In short, despite some recent increases, interest rates are still pretty favorable and rising home values could increase your borrowing power. That’s the good news.
The bad news involves last year’s tax reform bill, which, by doubling the standard deduction and capping deductions of state and local taxes, reduced some of the tax incentives of home ownership. Moody’s Analytics expects that, by summer 2019, home prices will be 4% lower than where they would have been before the tax reform bill passed.
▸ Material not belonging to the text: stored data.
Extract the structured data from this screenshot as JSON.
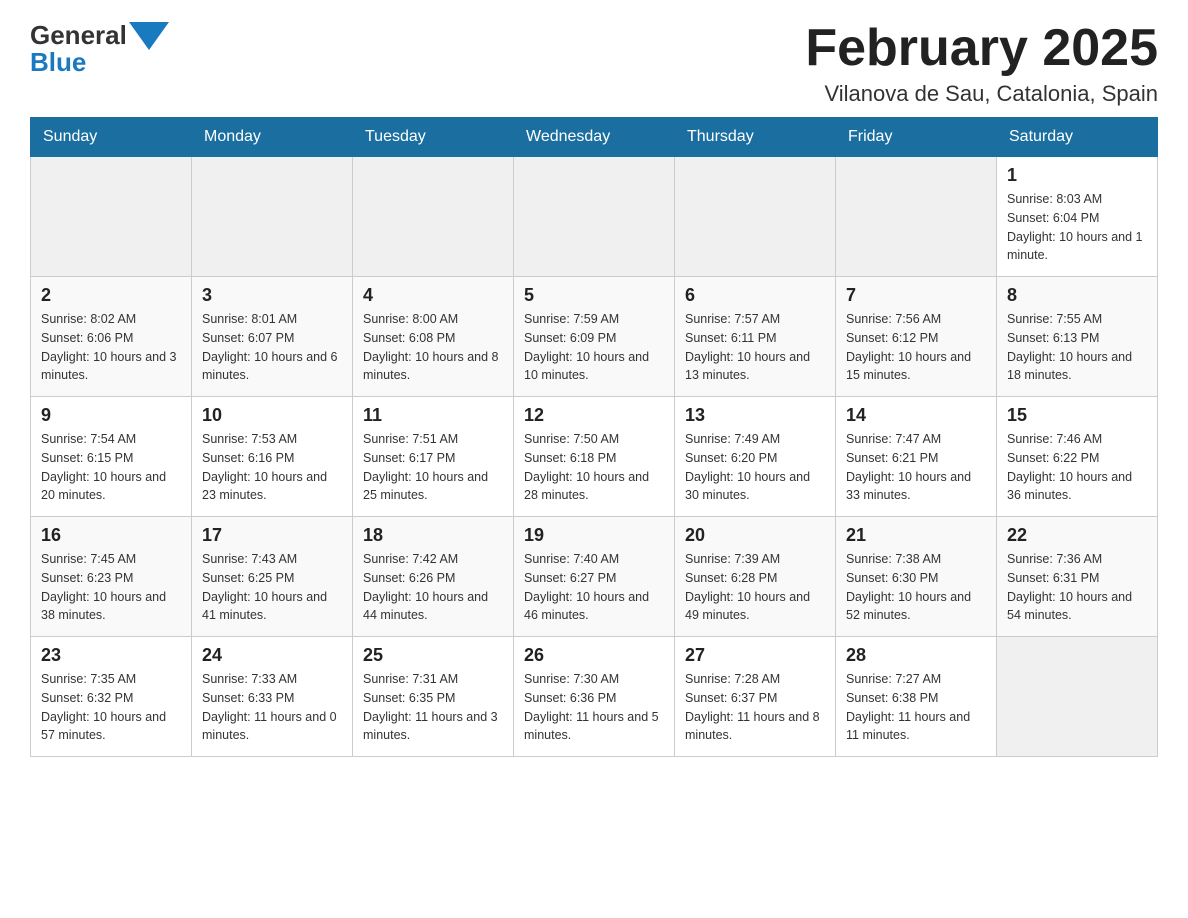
{
  "header": {
    "logo_general": "General",
    "logo_blue": "Blue",
    "title": "February 2025",
    "subtitle": "Vilanova de Sau, Catalonia, Spain"
  },
  "weekdays": [
    "Sunday",
    "Monday",
    "Tuesday",
    "Wednesday",
    "Thursday",
    "Friday",
    "Saturday"
  ],
  "weeks": [
    [
      {
        "day": "",
        "info": ""
      },
      {
        "day": "",
        "info": ""
      },
      {
        "day": "",
        "info": ""
      },
      {
        "day": "",
        "info": ""
      },
      {
        "day": "",
        "info": ""
      },
      {
        "day": "",
        "info": ""
      },
      {
        "day": "1",
        "info": "Sunrise: 8:03 AM\nSunset: 6:04 PM\nDaylight: 10 hours and 1 minute."
      }
    ],
    [
      {
        "day": "2",
        "info": "Sunrise: 8:02 AM\nSunset: 6:06 PM\nDaylight: 10 hours and 3 minutes."
      },
      {
        "day": "3",
        "info": "Sunrise: 8:01 AM\nSunset: 6:07 PM\nDaylight: 10 hours and 6 minutes."
      },
      {
        "day": "4",
        "info": "Sunrise: 8:00 AM\nSunset: 6:08 PM\nDaylight: 10 hours and 8 minutes."
      },
      {
        "day": "5",
        "info": "Sunrise: 7:59 AM\nSunset: 6:09 PM\nDaylight: 10 hours and 10 minutes."
      },
      {
        "day": "6",
        "info": "Sunrise: 7:57 AM\nSunset: 6:11 PM\nDaylight: 10 hours and 13 minutes."
      },
      {
        "day": "7",
        "info": "Sunrise: 7:56 AM\nSunset: 6:12 PM\nDaylight: 10 hours and 15 minutes."
      },
      {
        "day": "8",
        "info": "Sunrise: 7:55 AM\nSunset: 6:13 PM\nDaylight: 10 hours and 18 minutes."
      }
    ],
    [
      {
        "day": "9",
        "info": "Sunrise: 7:54 AM\nSunset: 6:15 PM\nDaylight: 10 hours and 20 minutes."
      },
      {
        "day": "10",
        "info": "Sunrise: 7:53 AM\nSunset: 6:16 PM\nDaylight: 10 hours and 23 minutes."
      },
      {
        "day": "11",
        "info": "Sunrise: 7:51 AM\nSunset: 6:17 PM\nDaylight: 10 hours and 25 minutes."
      },
      {
        "day": "12",
        "info": "Sunrise: 7:50 AM\nSunset: 6:18 PM\nDaylight: 10 hours and 28 minutes."
      },
      {
        "day": "13",
        "info": "Sunrise: 7:49 AM\nSunset: 6:20 PM\nDaylight: 10 hours and 30 minutes."
      },
      {
        "day": "14",
        "info": "Sunrise: 7:47 AM\nSunset: 6:21 PM\nDaylight: 10 hours and 33 minutes."
      },
      {
        "day": "15",
        "info": "Sunrise: 7:46 AM\nSunset: 6:22 PM\nDaylight: 10 hours and 36 minutes."
      }
    ],
    [
      {
        "day": "16",
        "info": "Sunrise: 7:45 AM\nSunset: 6:23 PM\nDaylight: 10 hours and 38 minutes."
      },
      {
        "day": "17",
        "info": "Sunrise: 7:43 AM\nSunset: 6:25 PM\nDaylight: 10 hours and 41 minutes."
      },
      {
        "day": "18",
        "info": "Sunrise: 7:42 AM\nSunset: 6:26 PM\nDaylight: 10 hours and 44 minutes."
      },
      {
        "day": "19",
        "info": "Sunrise: 7:40 AM\nSunset: 6:27 PM\nDaylight: 10 hours and 46 minutes."
      },
      {
        "day": "20",
        "info": "Sunrise: 7:39 AM\nSunset: 6:28 PM\nDaylight: 10 hours and 49 minutes."
      },
      {
        "day": "21",
        "info": "Sunrise: 7:38 AM\nSunset: 6:30 PM\nDaylight: 10 hours and 52 minutes."
      },
      {
        "day": "22",
        "info": "Sunrise: 7:36 AM\nSunset: 6:31 PM\nDaylight: 10 hours and 54 minutes."
      }
    ],
    [
      {
        "day": "23",
        "info": "Sunrise: 7:35 AM\nSunset: 6:32 PM\nDaylight: 10 hours and 57 minutes."
      },
      {
        "day": "24",
        "info": "Sunrise: 7:33 AM\nSunset: 6:33 PM\nDaylight: 11 hours and 0 minutes."
      },
      {
        "day": "25",
        "info": "Sunrise: 7:31 AM\nSunset: 6:35 PM\nDaylight: 11 hours and 3 minutes."
      },
      {
        "day": "26",
        "info": "Sunrise: 7:30 AM\nSunset: 6:36 PM\nDaylight: 11 hours and 5 minutes."
      },
      {
        "day": "27",
        "info": "Sunrise: 7:28 AM\nSunset: 6:37 PM\nDaylight: 11 hours and 8 minutes."
      },
      {
        "day": "28",
        "info": "Sunrise: 7:27 AM\nSunset: 6:38 PM\nDaylight: 11 hours and 11 minutes."
      },
      {
        "day": "",
        "info": ""
      }
    ]
  ]
}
Is now a good time to take out a home equity loan or home equity line of credit? A lot depends on your personal financial situation, your objectives and goals, and your tolerance for risk. Talk to your accountant or financial adviser and your mortgage lender before making a final decision.
Also, make sure to shop around with multiple lenders to see who offers the best home equity loan rates. Comparison shopping could hold the key to finding the best rates.